Da der gute Glaube und die grosse Härte kumulativ gegeben sein müssen, kann auf eine Härtefallprüfung verzichtet werden.
4. Der angefochtene Einspracheentscheid erweist sich demnach als rechtens, was zur Abweisung der Beschwerde führt.
Das Gericht erkennt:
1. Die Beschwerde wird abgewiesen.
2. Das Verfahren ist kostenlos.
3. Zustellung gegen Empfangsschein an:
- Rechtsanwältin Andrea Metzler
- Sozialversicherungsanstalt des Kantons Zürich, Ausgleichskasse
- Bundesamt für Sozialversicherungen
4. Gegen diesen Entscheid kann innert 30 Tagen seit der Zustellung beim Bundesgericht Beschwerde eingereicht werden (Art. 82 ff. in Verbindung mit Art. 90 ff. des Bundesgesetzes über das Bundesgericht, BGG). Die Frist steht während folgender Zeiten still: vom siebten Tag vor Ostern bis und mit dem siebten Tag nach Ostern, vom 15. Juli bis und mit 15. August sowie vom 18. Dezember bis und mit dem 2. Januar (Art. 46 BGG).

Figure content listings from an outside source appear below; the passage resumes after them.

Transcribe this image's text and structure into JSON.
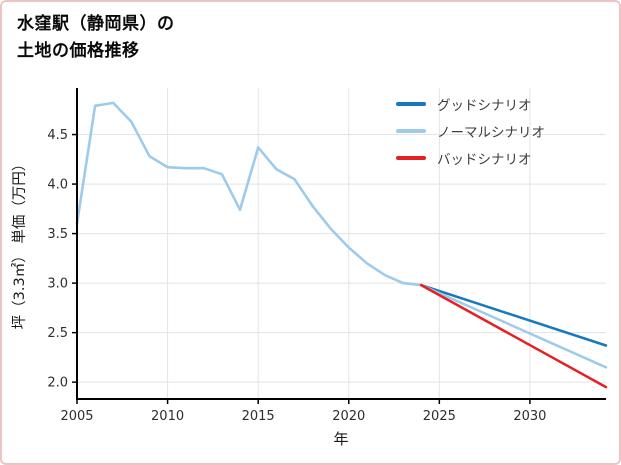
{
  "page": {
    "title_line1": "水窪駅（静岡県）の",
    "title_line2": "土地の価格推移"
  },
  "chart_data": {
    "type": "line",
    "title": "水窪駅（静岡県）の土地の価格推移",
    "xlabel": "年",
    "ylabel": "坪（3.3㎡） 単価（万円）",
    "xlim": [
      2005,
      2034.2
    ],
    "ylim": [
      1.83,
      4.97
    ],
    "xticks": [
      2005,
      2010,
      2015,
      2020,
      2025,
      2030
    ],
    "yticks": [
      2.0,
      2.5,
      3.0,
      3.5,
      4.0,
      4.5
    ],
    "grid": true,
    "legend_position": "upper right",
    "series": [
      {
        "name": "historical-price",
        "color": "#9ecbec",
        "width": 2.6,
        "in_legend": false,
        "x": [
          2005,
          2006,
          2007,
          2008,
          2009,
          2010,
          2011,
          2012,
          2013,
          2014,
          2015,
          2016,
          2017,
          2018,
          2019,
          2020,
          2021,
          2022,
          2023,
          2024
        ],
        "y": [
          3.6,
          4.79,
          4.82,
          4.63,
          4.28,
          4.17,
          4.16,
          4.16,
          4.1,
          3.74,
          4.37,
          4.15,
          4.05,
          3.78,
          3.55,
          3.36,
          3.2,
          3.08,
          3.0,
          2.98
        ]
      },
      {
        "name": "good-scenario",
        "color": "#1878be",
        "width": 2.5,
        "in_legend": true,
        "x": [
          2024,
          2034.2
        ],
        "y": [
          2.98,
          2.37
        ]
      },
      {
        "name": "normal-scenario",
        "color": "#9ecbec",
        "width": 2.5,
        "in_legend": true,
        "x": [
          2024,
          2034.2
        ],
        "y": [
          2.98,
          2.15
        ]
      },
      {
        "name": "bad-scenario",
        "color": "#e62020",
        "width": 2.5,
        "in_legend": true,
        "x": [
          2024,
          2034.2
        ],
        "y": [
          2.98,
          1.95
        ]
      }
    ],
    "legend": [
      {
        "label": "グッドシナリオ",
        "color": "#1878be"
      },
      {
        "label": "ノーマルシナリオ",
        "color": "#9ecbec"
      },
      {
        "label": "バッドシナリオ",
        "color": "#e62020"
      }
    ]
  }
}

Die Beschwerdeschrift ist dem Bundesgericht, Schweizerhofquai 6, 6004 Luzern, zuzustellen.
Die Beschwerdeschrift hat die Begehren, deren Begründung mit Angabe der Beweismittel und die Unterschrift des Beschwerdeführers oder seines Vertreters zu enthalten; der angefochtene Entscheid sowie die als Beweismittel angerufenen Urkunden sind beizulegen, soweit die Partei sie in Händen hat (Art. 42 BGG).